When I wrote an email to some family members yesterday, I mentioned two things I thought were newsworthy: the twenty-eight fritillaries, and the discovery of a nesting solitary vireo (A.K.A. blue-headed vireo) less than a hundred feet away from the nest I found last year. I can’t claim credit for this discovery, though. Two biology students from Penn State Altoona, who are working on a research project up in our woods, told me about it when they stopped to admire the fritillary-covered butterfly weed on their way back down the mountain. They were abashed they’d never noticed the nest before, and so was I when I went to look. It’s about eight feet off the ground above one of our most frequently traveled trails, right in front of one of the gates to our three-acre deer exclosure. How in the world could we all have missed it?
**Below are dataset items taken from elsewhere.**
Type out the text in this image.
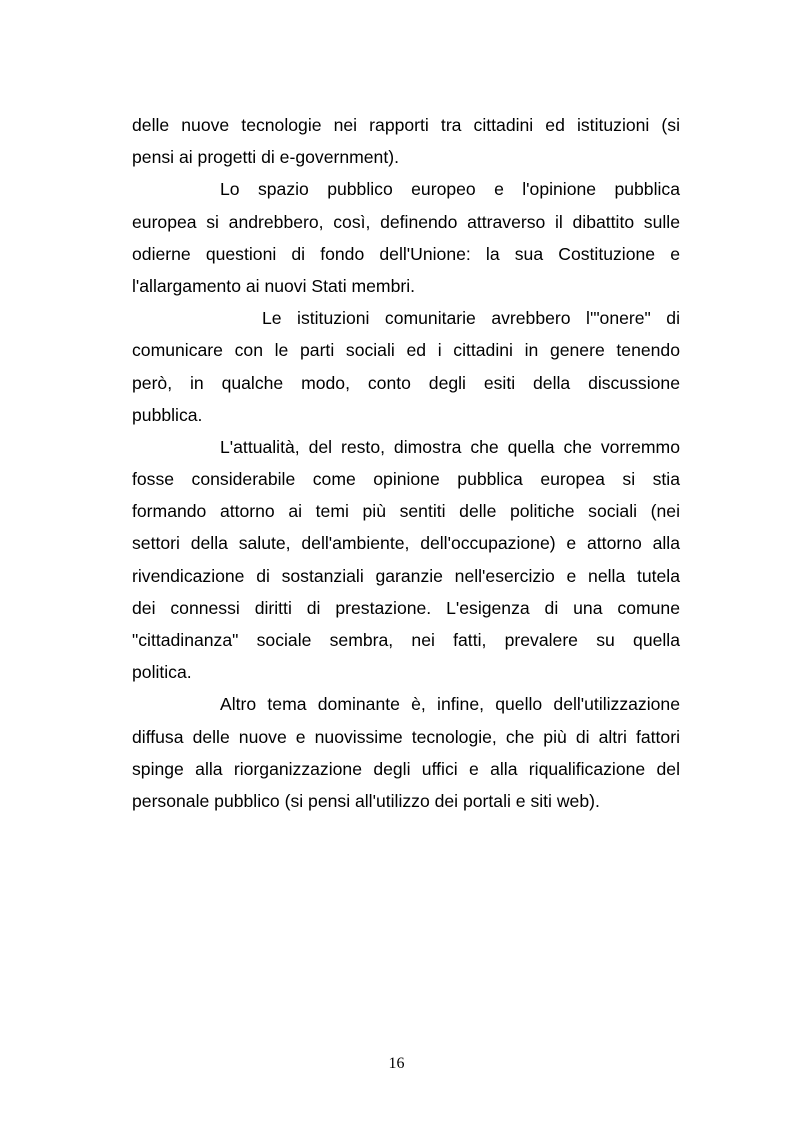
delle nuove tecnologie nei rapporti tra cittadini ed istituzioni (si
pensi ai progetti di e-government).
Lo spazio pubblico europeo e l'opinione pubblica
europea si andrebbero, così, definendo attraverso il dibattito sulle
odierne questioni di fondo dell'Unione: la sua Costituzione e
l'allargamento ai nuovi Stati membri.
Le istituzioni comunitarie avrebbero l'"onere" di
comunicare con le parti sociali ed i cittadini in genere tenendo
però, in qualche modo, conto degli esiti della discussione
pubblica.
L'attualità, del resto, dimostra che quella che vorremmo
fosse considerabile come opinione pubblica europea si stia
formando attorno ai temi più sentiti delle politiche sociali (nei
settori della salute, dell'ambiente, dell'occupazione) e attorno alla
rivendicazione di sostanziali garanzie nell'esercizio e nella tutela
dei connessi diritti di prestazione. L'esigenza di una comune
"cittadinanza" sociale sembra, nei fatti, prevalere su quella
politica.
Altro tema dominante è, infine, quello dell'utilizzazione
diffusa delle nuove e nuovissime tecnologie, che più di altri fattori
spinge alla riorganizzazione degli uffici e alla riqualificazione del
personale pubblico (si pensi all'utilizzo dei portali e siti web).
16
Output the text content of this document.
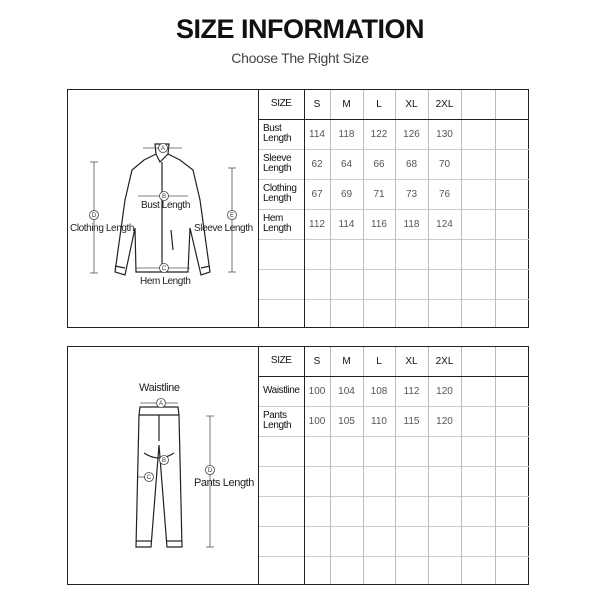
SIZE INFORMATION
Choose The Right Size
A
B
C
D	E
Bust Length
Clothing Length	Sleeve Length
Hem Length
SIZE	S	M	L	XL	2XL		
Bust Length	114	118	122	126	130		
Sleeve Length	62	64	66	68	70		
Clothing Length	67	69	71	73	76		
Hem Length	112	114	116	118	124		

A
B
C
D
Waistline
Pants Length
SIZE	S	M	L	XL	2XL		
Waistline	100	104	108	112	120		
Pants Length	100	105	110	115	120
The vireo let me walk right under the nest and snap pictures from two feet away, her head swiveling to follow my movements. Since the nest is wedged into a small fork on a witch hazel branch — the favorite tool of water dowsers here in the Appalachians — I wonder whether the eventual fledglings will be gifted with the ability to locate hidden springs? Will the healing properties of witch hazel make the nest’s occupants somehow less vulnerable?
At the beginning of this post, I quoted Barbara Brown Taylor on “healing bushes” (a phrase which, taken out of context, might seem to have a certain political resonance!). Her focus was on the Bible’s Good News, but this quite literal healing tree with its avian occupants — not an “alternate reality,” but the real world as we all too seldom remember to see it — is gospel enough for me.